EXCEPT AS EXPRESSLY STATED ABOVE, OUR SERVICES AND SITE ARE PROVIDED "AS IS" WITHOUT WARRANTIES OF ANY KIND, EXPRESS OR IMPLIED. We do not warrant that our services will meet all of your requirements, that deliverables will be error-free, or that results will be guaranteed. Technology results — including website traffic, search rankings, AI performance, and similar outcomes — depend on many factors outside our control.
To the fullest extent permitted by applicable law, Meridian Intelligence Partners and its members, employees, contractors, and agents shall not be liable for any indirect, incidental, special, consequential, or punitive damages arising from your use of our services or Site, including but not limited to: loss of profits, loss of data, business interruption, or reputational harm.
Our total cumulative liability to you for any claims arising from or related to a specific project shall not exceed the total fees paid by you to us for that project in the 12 months preceding the claim.
Some jurisdictions do not allow the exclusion of certain warranties or limitation of liability, so some of the above limitations may not apply to you.

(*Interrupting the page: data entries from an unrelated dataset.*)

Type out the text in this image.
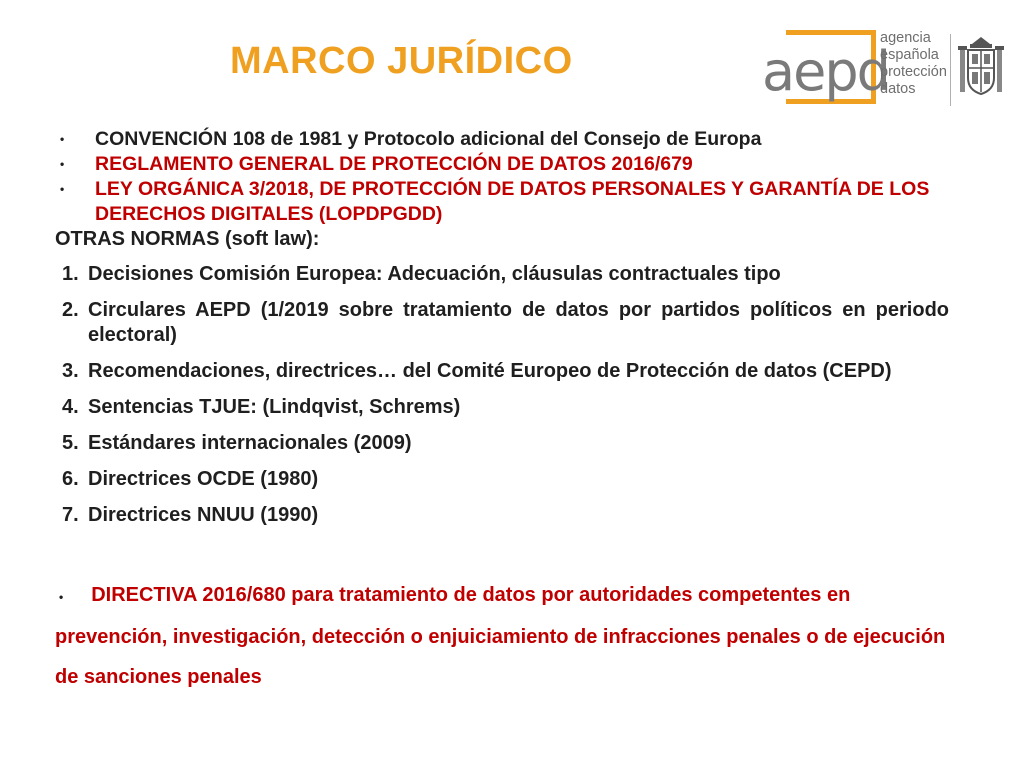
MARCO JURÍDICO	aepd
agencia
española
protección
datos
• CONVENCIÓN 108 de 1981 y Protocolo adicional del Consejo de Europa
• REGLAMENTO GENERAL DE PROTECCIÓN DE DATOS 2016/679
• LEY ORGÁNICA 3/2018, DE PROTECCIÓN DE DATOS PERSONALES Y GARANTÍA DE LOS DERECHOS DIGITALES (LOPDPGDD)
OTRAS NORMAS (soft law):
1. Decisiones Comisión Europea: Adecuación, cláusulas contractuales tipo
2. Circulares AEPD (1/2019 sobre tratamiento de datos por partidos políticos en periodo electoral)
3. Recomendaciones, directrices… del Comité Europeo de Protección de datos (CEPD)
4. Sentencias TJUE: (Lindqvist, Schrems)
5. Estándares internacionales (2009)
6. Directrices OCDE (1980)
7. Directrices NNUU (1990)
• DIRECTIVA 2016/680 para tratamiento de datos por autoridades competentes en prevención, investigación, detección o enjuiciamiento de infracciones penales o de ejecución de sanciones penales
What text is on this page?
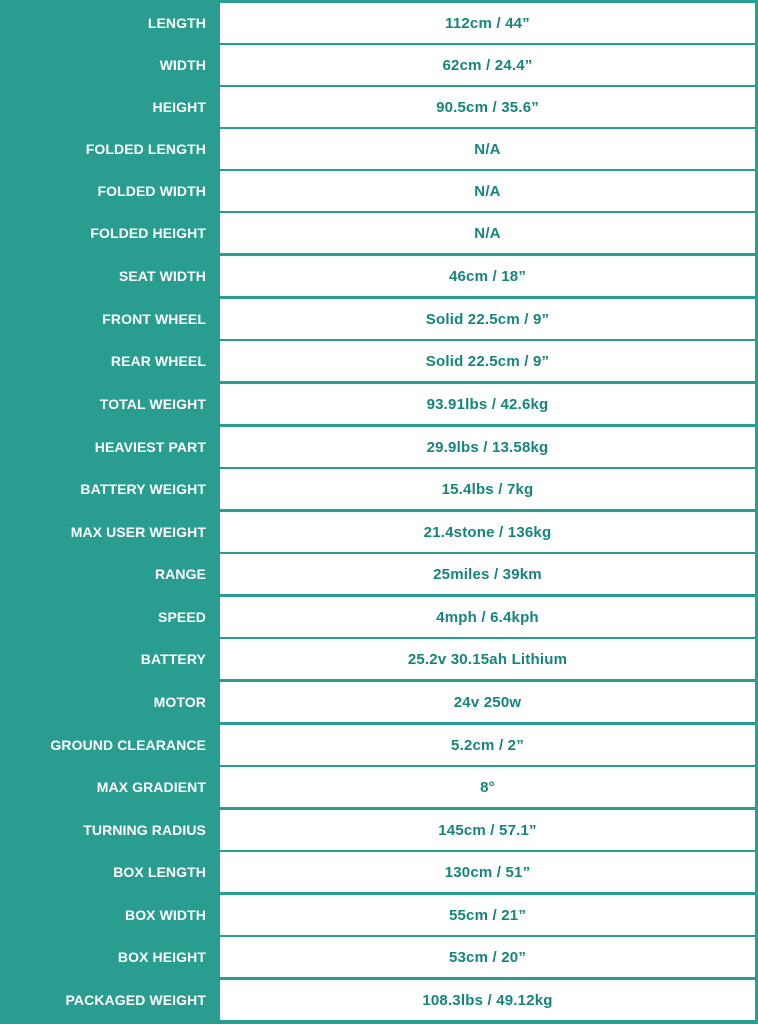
LENGTH	112cm / 44”
WIDTH	62cm / 24.4”
HEIGHT	90.5cm / 35.6”
FOLDED LENGTH	N/A
FOLDED WIDTH	N/A
FOLDED HEIGHT	N/A
SEAT WIDTH	46cm / 18”
FRONT WHEEL	Solid 22.5cm / 9”
REAR WHEEL	Solid 22.5cm / 9”
TOTAL WEIGHT	93.91lbs / 42.6kg
HEAVIEST PART	29.9lbs / 13.58kg
BATTERY WEIGHT	15.4lbs / 7kg
MAX USER WEIGHT	21.4stone / 136kg
RANGE	25miles / 39km
SPEED	4mph / 6.4kph
BATTERY	25.2v 30.15ah Lithium
MOTOR	24v 250w
GROUND CLEARANCE	5.2cm / 2”
MAX GRADIENT	8°
TURNING RADIUS	145cm / 57.1”
BOX LENGTH	130cm / 51”
BOX WIDTH	55cm / 21”
BOX HEIGHT	53cm / 20”
PACKAGED WEIGHT	108.3lbs / 49.12kg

Either party may terminate a project engagement with written notice (email is sufficient) if the other party materially breaches these Terms and fails to cure such breach within 10 business days of notice.
You may cancel an active project at any time with written notice. Upon cancellation, you agree to pay for all work completed and expenses incurred up to the date of cancellation. We will deliver all completed work product upon receipt of final payment.
We reserve the right to terminate any engagement immediately if we determine, in our sole discretion, that continuing would require us to engage in unlawful or unethical conduct.
These Terms are governed by the laws of the State of New York, United States, without regard to its conflict of law principles.
Before initiating formal legal proceedings, the parties agree to attempt to resolve any dispute through good-faith negotiation. If negotiation fails, disputes shall be resolved through binding arbitration in New York, NY, under the rules of the American Arbitration Association. Nothing herein prevents either party from seeking emergency injunctive relief from a court of competent jurisdiction.
We may update these Terms from time to time. When we make material changes, we will update the "Last updated" date at the top of this page. Continued use of our Site or services after changes constitute your acceptance of the revised Terms.
For active project engagements, any material changes to Terms affecting that project will be communicated to you directly and will require your acknowledgment before taking effect.